A emenda seria incluída na MP 471, editada em 2009 e aprovada em 2010, mas o texto passou no Congresso sem nenhuma emenda. Num documento recentemente enviado à Justiça Federal, o Ministério Público Federal destaca a importância dos senadores na aprovação da norma.

Devido à menção aos congressistas, que têm foro privilegiado, o inquérito foi remetido para análise do Supremo. O mesmo caso apura suposto envolvimento do ex-presidente Luiz Inácio Lula da Silva e do filho dele, Luís Cláudio Lula da Silva, no suposto esquema.

Luís Cláudio recebeu R$ 2,5 milhões de um dos lobistas investigados na Zelotes. Os investigadores suspeitam que os pagamentos possam ser uma “compensação” pela edição das MPs e a compra, pelo governo, dos caças suecos Gripen. O filho de Lula alega que os recursos estão relacionados a serviços prestados em sua área de atuação, o marketing esportivo.

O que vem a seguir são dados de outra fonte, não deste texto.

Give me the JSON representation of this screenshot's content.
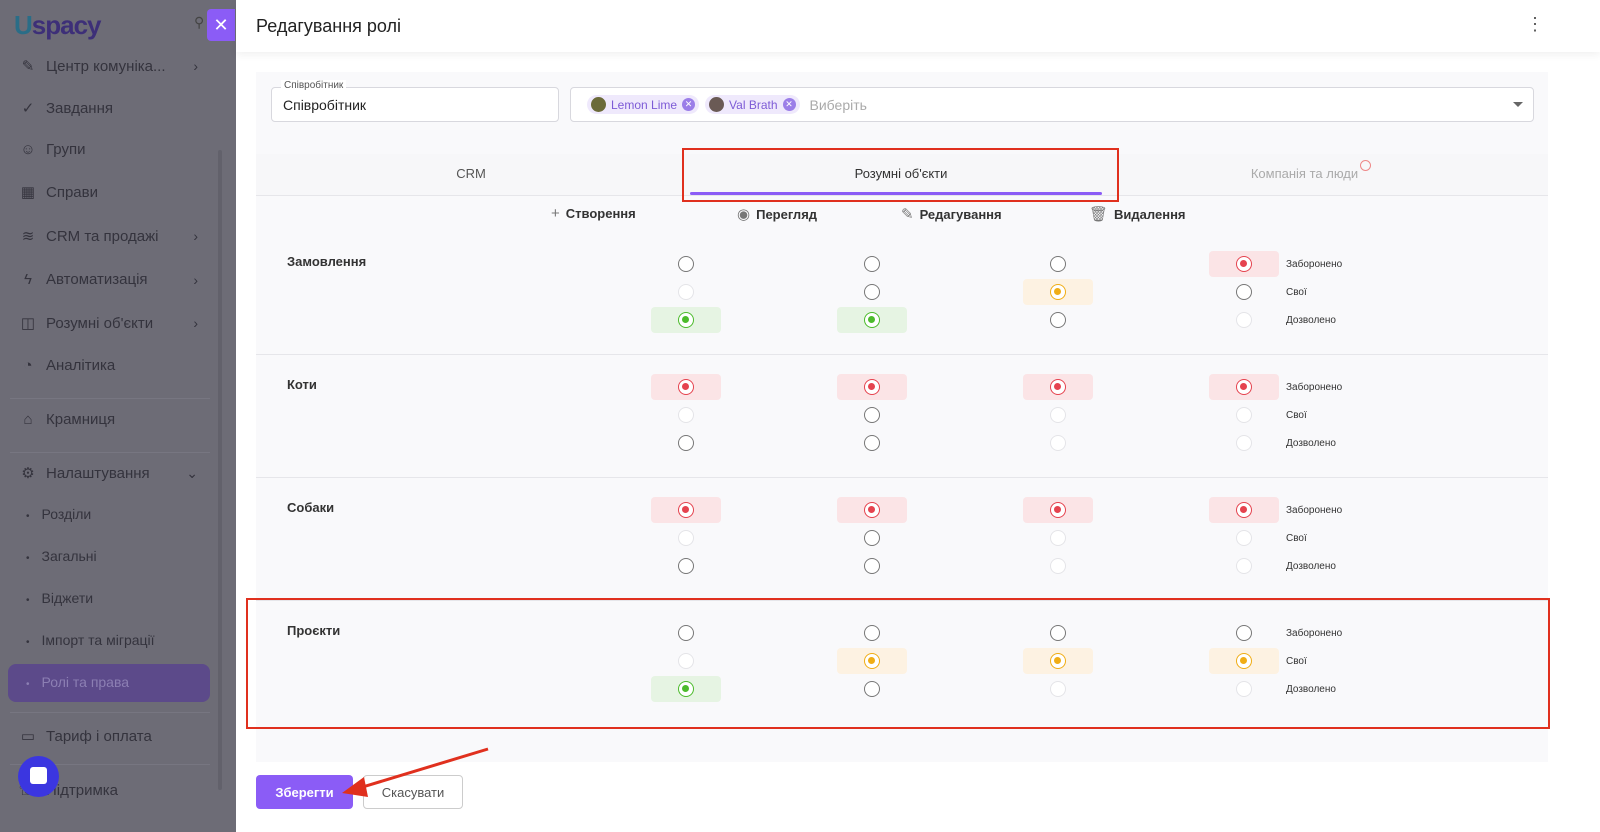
{
  "sidebar": {
    "logo": "Uspacy",
    "items": [
      {
        "label": "Центр комуніка...",
        "icon": "chat-center-icon",
        "chev": "›"
      },
      {
        "label": "Завдання",
        "icon": "check-circle-icon"
      },
      {
        "label": "Групи",
        "icon": "users-icon"
      },
      {
        "label": "Справи",
        "icon": "calendar-icon"
      },
      {
        "label": "CRM та продажі",
        "icon": "database-icon",
        "chev": "›"
      },
      {
        "label": "Автоматизація",
        "icon": "lightning-icon",
        "chev": "›"
      },
      {
        "label": "Розумні об'єкти",
        "icon": "smart-object-icon",
        "chev": "›"
      },
      {
        "label": "Аналітика",
        "icon": "chart-icon"
      },
      {
        "label": "Крамниця",
        "icon": "store-icon"
      },
      {
        "label": "Налаштування",
        "icon": "gear-icon",
        "chev": "⌄"
      }
    ],
    "sub": [
      "Розділи",
      "Загальні",
      "Віджети",
      "Імпорт та міграції",
      "Ролі та права"
    ],
    "bottom": [
      {
        "label": "Тариф і оплата",
        "icon": "wallet-icon"
      },
      {
        "label": "Підтримка",
        "icon": "support-icon"
      }
    ]
  },
  "modal": {
    "title": "Редагування ролі",
    "role_label": "Співробітник",
    "role_value": "Співробітник",
    "chips": [
      "Lemon Lime",
      "Val Brath"
    ],
    "placeholder": "Виберіть",
    "tabs": [
      "CRM",
      "Розумні об'єкти",
      "Компанія та люди"
    ],
    "active_tab": 1,
    "columns": [
      {
        "label": "Створення",
        "icon": "plus-icon"
      },
      {
        "label": "Перегляд",
        "icon": "eye-icon"
      },
      {
        "label": "Редагування",
        "icon": "pencil-icon"
      },
      {
        "label": "Видалення",
        "icon": "trash-icon"
      }
    ],
    "levels": [
      "Заборонено",
      "Свої",
      "Дозволено"
    ],
    "rows": [
      {
        "name": "Замовлення",
        "cells": [
          {
            "selected": 2,
            "disabled": [
              1
            ]
          },
          {
            "selected": 2,
            "disabled": []
          },
          {
            "selected": 1,
            "disabled": []
          },
          {
            "selected": 0,
            "disabled": [
              2
            ]
          }
        ]
      },
      {
        "name": "Коти",
        "cells": [
          {
            "selected": 0,
            "disabled": [
              1
            ]
          },
          {
            "selected": 0,
            "disabled": []
          },
          {
            "selected": 0,
            "disabled": [
              1,
              2
            ]
          },
          {
            "selected": 0,
            "disabled": [
              1,
              2
            ]
          }
        ]
      },
      {
        "name": "Собаки",
        "cells": [
          {
            "selected": 0,
            "disabled": [
              1
            ]
          },
          {
            "selected": 0,
            "disabled": []
          },
          {
            "selected": 0,
            "disabled": [
              1,
              2
            ]
          },
          {
            "selected": 0,
            "disabled": [
              1,
              2
            ]
          }
        ]
      },
      {
        "name": "Проєкти",
        "cells": [
          {
            "selected": 2,
            "disabled": [
              1
            ]
          },
          {
            "selected": 1,
            "disabled": []
          },
          {
            "selected": 1,
            "disabled": [
              2
            ]
          },
          {
            "selected": 1,
            "disabled": [
              2
            ]
          }
        ]
      }
    ],
    "save": "Зберегти",
    "cancel": "Скасувати"
  },
  "colors": {
    "accent": "#8b5cf6",
    "forbidden": "#e5434f",
    "own": "#f0ad16",
    "allowed": "#4cbb2c",
    "annotation": "#e0301e"
  }
}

Cármen Lúcia decidiu manter no Supremo somente a parte do inquérito que cita os dois senadores. O caso corre em segredo de Justiça. O restante da investigação, incluindo a que trata de Lula e Luís Cláudio, continuará tramitando perante a 10ª Vara da Justiça Federal, em Brasília.

Jucá negou, por meio de sua assessoria, recebimento de propina para favorecer montadoras. Ele ressaltou que a acusação já foi desqualificada pelo próprio autor — no caso, APS.

 

A assessoria de Renan informou que não seria possível contatar o senador para falar a respeito. O advogado dele, Eugênio Pacelli, disse desconhecer o caso.